Defendant argues that the law established by our Supreme Court in People v. Cahan, 44 Cal.2d 434, 282 P.2d 905, compels a reversal in his case. But the Cahan case does not abrogate the law just stated. The Cahan case limits what police officers may do when they suspect that a person is committing a felony, and desire to secure evidence to prove their suspicion. That limitation is not applicable under the facts in this case.

As required by our law, this Court has reviewed the record. The case for the people was submitted on the reporter's transcript of the preliminary examination. Neither defendant took the stand to deny the charges, at the preliminary examination or in the Superior Court.
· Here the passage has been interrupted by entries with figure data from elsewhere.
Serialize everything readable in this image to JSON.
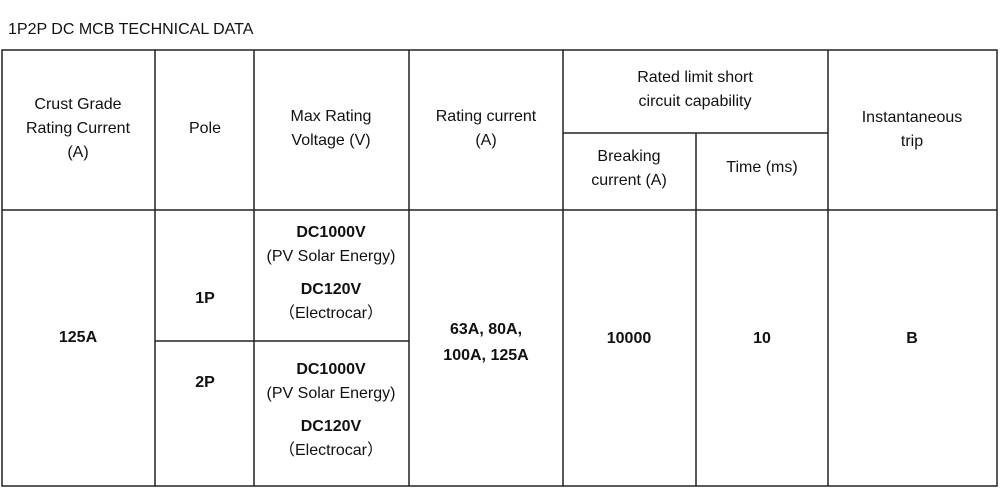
{
  "title": "1P2P DC MCB TECHNICAL DATA",
  "table": {
    "header": [
      {
        "lines": [
          "Crust Grade",
          "Rating Current",
          "(A)"
        ]
      },
      {
        "lines": [
          "Pole"
        ]
      },
      {
        "lines": [
          "Max Rating",
          "Voltage (V)"
        ]
      },
      {
        "lines": [
          "Rating current",
          "(A)"
        ]
      },
      {
        "lines": [
          "Rated limit short",
          "circuit capability"
        ]
      },
      {
        "lines": [
          "Instantaneous",
          "trip"
        ]
      }
    ],
    "subheader": [
      {
        "lines": [
          "Breaking",
          "current (A)"
        ]
      },
      {
        "lines": [
          "Time (ms)"
        ]
      }
    ],
    "body": {
      "crust_grade": "125A",
      "poles": [
        {
          "pole": "1P",
          "voltages": [
            {
              "voltage": "DC1000V",
              "use": "(PV Solar Energy)"
            },
            {
              "voltage": "DC120V",
              "use": "（Electrocar）"
            }
          ]
        },
        {
          "pole": "2P",
          "voltages": [
            {
              "voltage": "DC1000V",
              "use": "(PV Solar Energy)"
            },
            {
              "voltage": "DC120V",
              "use": "（Electrocar）"
            }
          ]
        }
      ],
      "rating_current": {
        "lines": [
          "63A, 80A,",
          "100A, 125A"
        ]
      },
      "breaking_current": "10000",
      "time": "10",
      "trip": "B"
    }
  }
}
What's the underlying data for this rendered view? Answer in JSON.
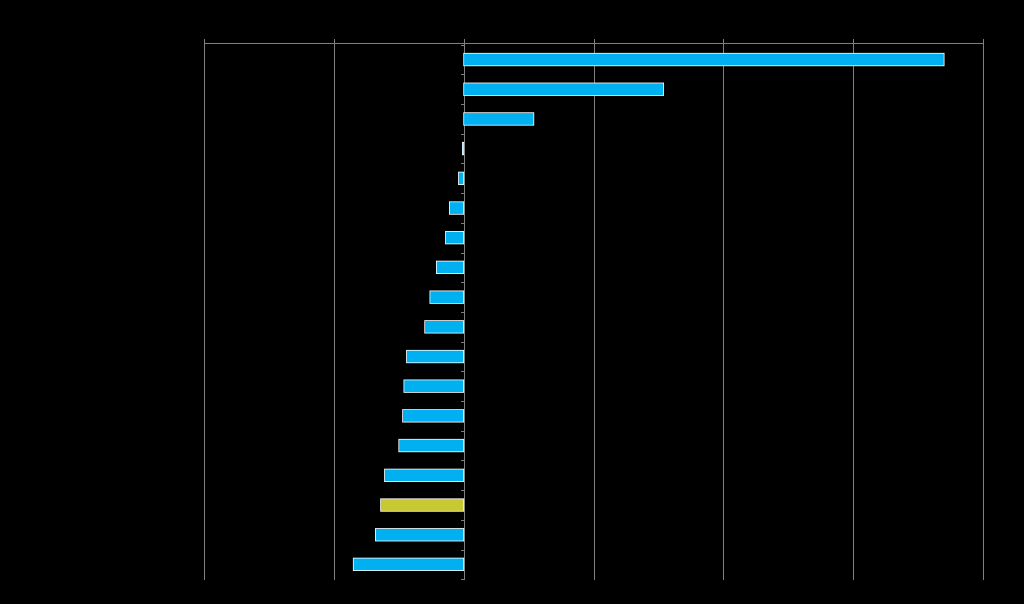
{
  "chart_data": {
    "type": "bar",
    "orientation": "horizontal",
    "title": "",
    "xlabel": "",
    "ylabel": "",
    "xlim": [
      -20,
      40
    ],
    "x_gridlines": [
      -20,
      -10,
      0,
      10,
      20,
      30,
      40
    ],
    "grid": true,
    "legend": "none",
    "categories": [
      "",
      "",
      "",
      "",
      "",
      "",
      "",
      "",
      "",
      "",
      "",
      "",
      "",
      "",
      "",
      "",
      "",
      ""
    ],
    "values": [
      37.0,
      15.4,
      5.4,
      -0.1,
      -0.4,
      -1.1,
      -1.4,
      -2.1,
      -2.6,
      -3.0,
      -4.4,
      -4.6,
      -4.7,
      -5.0,
      -6.1,
      -6.4,
      -6.8,
      -8.5
    ],
    "highlight_index": 15,
    "colors": {
      "bar": "#00b0f0",
      "highlight": "#c8c832",
      "bar_edge": "#ffffff",
      "grid": "#808080",
      "background": "#000000"
    }
  }
}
The arresting officer testified that he took from Mr. Farrara's person a scratch sheet, the National Daily Reporter, and numerous pieces of note book paper containing pencil notations; that the latter papers are called betting markers; and that these memoranda established the fact that defendant had been placing bets on horse races. Another witness testified that pencil notations on the betting markers were in Mr. Farrara's handwriting. Comparison of the notations on the betting markers with information in the National Daily Reporter indicated the index numbers of horses running on local race tracks, together with amounts of money wagered and mutuel payoffs. This was sufficient proof of the crime charged.

So far as Mrs. Farrara is concerned, the evidence is that similar memoranda were taken from her possession in a room at the address on South Cochran Street, and that she admitted having written notations on some of the betting markers, and also that she had been taking bets over the telephone.
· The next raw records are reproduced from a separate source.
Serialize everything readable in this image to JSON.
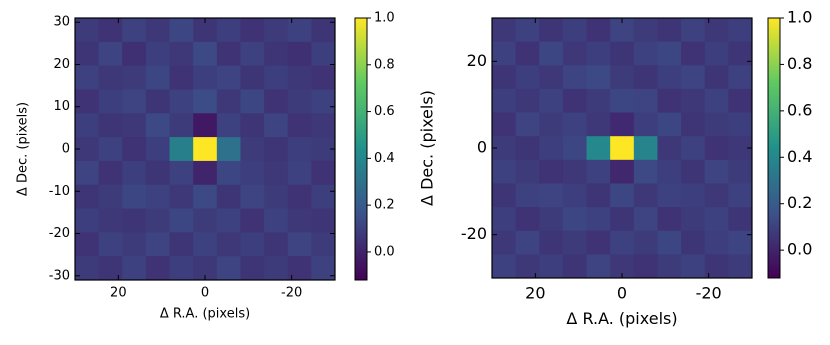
{
  "chart_data": [
    {
      "type": "heatmap",
      "colormap": "viridis",
      "xlabel": "Δ R.A. (pixels)",
      "ylabel": "Δ Dec. (pixels)",
      "xlim": [
        30,
        -30
      ],
      "ylim": [
        -31,
        31
      ],
      "xticks": [
        20,
        0,
        -20
      ],
      "yticks": [
        -30,
        -20,
        -10,
        0,
        10,
        20,
        30
      ],
      "clim": [
        -0.12,
        1
      ],
      "cticks": [
        {
          "value": 0,
          "label": "0.0"
        },
        0.2,
        0.4,
        0.6,
        0.8,
        {
          "value": 1,
          "label": "1.0"
        }
      ],
      "z": [
        [
          0.08,
          0.05,
          0.1,
          0.07,
          0.12,
          0.06,
          0.09,
          0.05,
          0.08,
          0.1,
          0.06
        ],
        [
          0.06,
          0.11,
          0.04,
          0.09,
          0.07,
          0.13,
          0.05,
          0.1,
          0.06,
          0.04,
          0.09
        ],
        [
          0.1,
          0.07,
          0.08,
          0.12,
          0.05,
          0.09,
          0.11,
          0.06,
          0.09,
          0.07,
          0.05
        ],
        [
          0.05,
          0.09,
          0.11,
          0.06,
          0.1,
          0.14,
          0.07,
          0.12,
          0.05,
          0.08,
          0.1
        ],
        [
          0.09,
          0.06,
          0.07,
          0.13,
          0.08,
          -0.04,
          0.1,
          0.06,
          0.11,
          0.05,
          0.07
        ],
        [
          0.07,
          0.1,
          0.05,
          0.09,
          0.36,
          1.0,
          0.3,
          0.08,
          0.06,
          0.09,
          0.08
        ],
        [
          0.11,
          0.05,
          0.09,
          0.06,
          0.1,
          0.0,
          0.12,
          0.09,
          0.07,
          0.1,
          0.05
        ],
        [
          0.06,
          0.08,
          0.12,
          0.1,
          0.07,
          0.13,
          0.06,
          0.11,
          0.08,
          0.05,
          0.09
        ],
        [
          0.09,
          0.07,
          0.06,
          0.08,
          0.12,
          0.08,
          0.1,
          0.05,
          0.1,
          0.07,
          0.06
        ],
        [
          0.05,
          0.1,
          0.08,
          0.11,
          0.06,
          0.1,
          0.07,
          0.09,
          0.06,
          0.11,
          0.08
        ],
        [
          0.08,
          0.06,
          0.1,
          0.05,
          0.09,
          0.07,
          0.11,
          0.06,
          0.08,
          0.05,
          0.1
        ]
      ]
    },
    {
      "type": "heatmap",
      "colormap": "viridis",
      "xlabel": "Δ R.A. (pixels)",
      "ylabel": "Δ Dec. (pixels)",
      "xlim": [
        30,
        -30
      ],
      "ylim": [
        -30,
        30
      ],
      "xticks": [
        20,
        0,
        -20
      ],
      "yticks": [
        -20,
        0,
        20
      ],
      "clim": [
        -0.12,
        1
      ],
      "cticks": [
        {
          "value": 0,
          "label": "0.0"
        },
        0.2,
        0.4,
        0.6,
        0.8,
        {
          "value": 1,
          "label": "1.0"
        }
      ],
      "z": [
        [
          0.07,
          0.1,
          0.06,
          0.09,
          0.05,
          0.11,
          0.08,
          0.06,
          0.1,
          0.07,
          0.09
        ],
        [
          0.1,
          0.05,
          0.12,
          0.07,
          0.09,
          0.06,
          0.1,
          0.12,
          0.05,
          0.09,
          0.06
        ],
        [
          0.06,
          0.09,
          0.07,
          0.11,
          0.13,
          0.08,
          0.06,
          0.09,
          0.11,
          0.06,
          0.1
        ],
        [
          0.09,
          0.07,
          0.1,
          0.05,
          0.08,
          0.12,
          0.11,
          0.05,
          0.07,
          0.1,
          0.05
        ],
        [
          0.05,
          0.11,
          0.08,
          0.1,
          0.07,
          0.02,
          0.09,
          0.12,
          0.06,
          0.08,
          0.09
        ],
        [
          0.08,
          0.06,
          0.09,
          0.12,
          0.4,
          1.0,
          0.38,
          0.07,
          0.1,
          0.05,
          0.07
        ],
        [
          0.1,
          0.08,
          0.05,
          0.07,
          0.1,
          0.01,
          0.13,
          0.09,
          0.06,
          0.11,
          0.08
        ],
        [
          0.06,
          0.1,
          0.11,
          0.09,
          0.06,
          0.12,
          0.07,
          0.1,
          0.09,
          0.07,
          0.1
        ],
        [
          0.09,
          0.05,
          0.08,
          0.12,
          0.1,
          0.06,
          0.11,
          0.05,
          0.08,
          0.1,
          0.06
        ],
        [
          0.07,
          0.11,
          0.06,
          0.08,
          0.05,
          0.1,
          0.08,
          0.12,
          0.06,
          0.09,
          0.11
        ],
        [
          0.1,
          0.07,
          0.09,
          0.06,
          0.11,
          0.07,
          0.05,
          0.08,
          0.1,
          0.06,
          0.08
        ]
      ]
    }
  ]
}
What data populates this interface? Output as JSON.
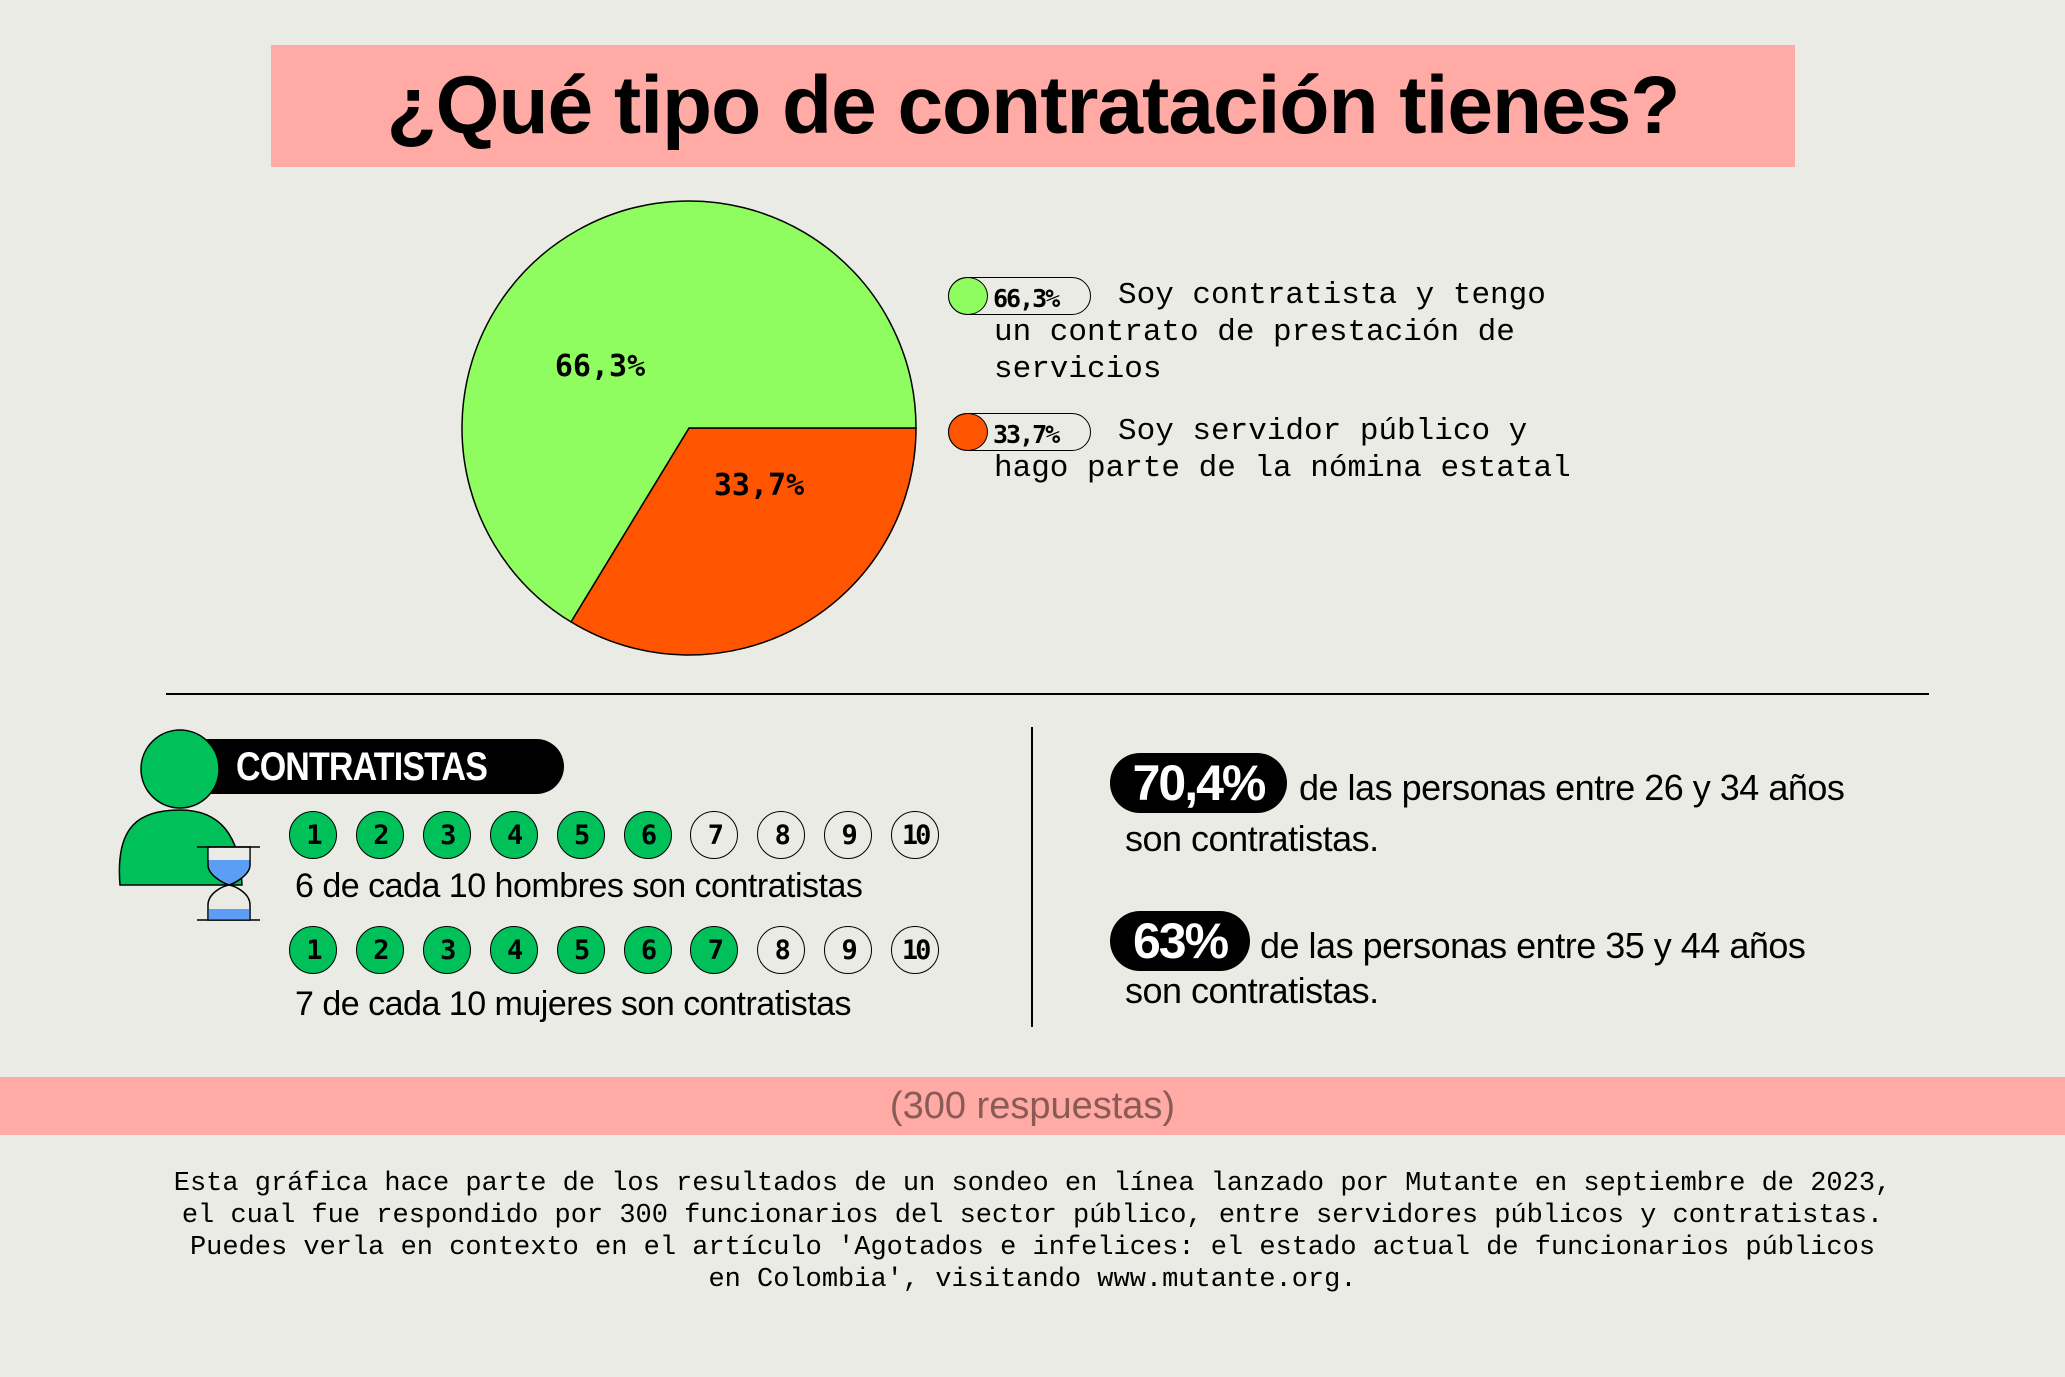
{
  "title": "¿Qué tipo de contratación tienes?",
  "colors": {
    "background": "#ebebe5",
    "pink": "#ffaaa5",
    "contratista": "#8ffd60",
    "servidor": "#ff5500",
    "icon_green": "#00c05a",
    "hourglass_blue": "#5c9ef5"
  },
  "chart_data": {
    "type": "pie",
    "title": "¿Qué tipo de contratación tienes?",
    "slices": [
      {
        "label": "Soy contratista y tengo un contrato de prestación de servicios",
        "value": 66.3,
        "display": "66,3%",
        "color": "#8ffd60"
      },
      {
        "label": "Soy servidor público y hago parte de la nómina estatal",
        "value": 33.7,
        "display": "33,7%",
        "color": "#ff5500"
      }
    ],
    "legend_placement": "right"
  },
  "legend": [
    {
      "value": "66,3%",
      "lines": [
        "Soy contratista y tengo",
        "un contrato de prestación de",
        "servicios"
      ]
    },
    {
      "value": "33,7%",
      "lines": [
        "Soy servidor público y",
        "hago parte de la nómina estatal"
      ]
    }
  ],
  "contratistas": {
    "header": "CONTRATISTAS",
    "icons": [
      "person-icon",
      "hourglass-icon"
    ],
    "rows": [
      {
        "filled": 6,
        "numbers": [
          "1",
          "2",
          "3",
          "4",
          "5",
          "6",
          "7",
          "8",
          "9",
          "10"
        ],
        "caption": "6 de cada 10 hombres son contratistas"
      },
      {
        "filled": 7,
        "numbers": [
          "1",
          "2",
          "3",
          "4",
          "5",
          "6",
          "7",
          "8",
          "9",
          "10"
        ],
        "caption": "7 de cada 10 mujeres son contratistas"
      }
    ]
  },
  "age_stats": [
    {
      "value": "70,4%",
      "line1": "de las personas entre 26 y 34 años",
      "line2": "son contratistas."
    },
    {
      "value": "63%",
      "line1": "de las personas entre 35 y 44 años",
      "line2": "son contratistas."
    }
  ],
  "responses": "(300 respuestas)",
  "footer": [
    "Esta gráfica hace parte de los resultados de un sondeo en línea lanzado por Mutante en septiembre de 2023,",
    "el cual fue respondido por 300 funcionarios del sector público, entre servidores públicos y contratistas.",
    "Puedes verla en contexto en el artículo 'Agotados e infelices: el estado actual de funcionarios públicos",
    "en Colombia', visitando www.mutante.org."
  ]
}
Evidence as to venue was sufficient in both cases. The arrests were made in Los Angeles county. Venue is a question of fact. People v. Megladdery, 40 Cal.App.2d 748, 762, 106 P.2d 84. Applying the principle stated in People v. West, 34 Cal.App.2d 55, 59, 93 P.2d 153, the trier of fact in this case was justified in finding the venue in Los Angeles county. South Cochran is a well-known street in the city and county of Los Angeles.

The judgment and the order are, and each of them is, affirmed.

DRAPEAU, Justice.

WHITE, P. J., and DORAN, J., concur.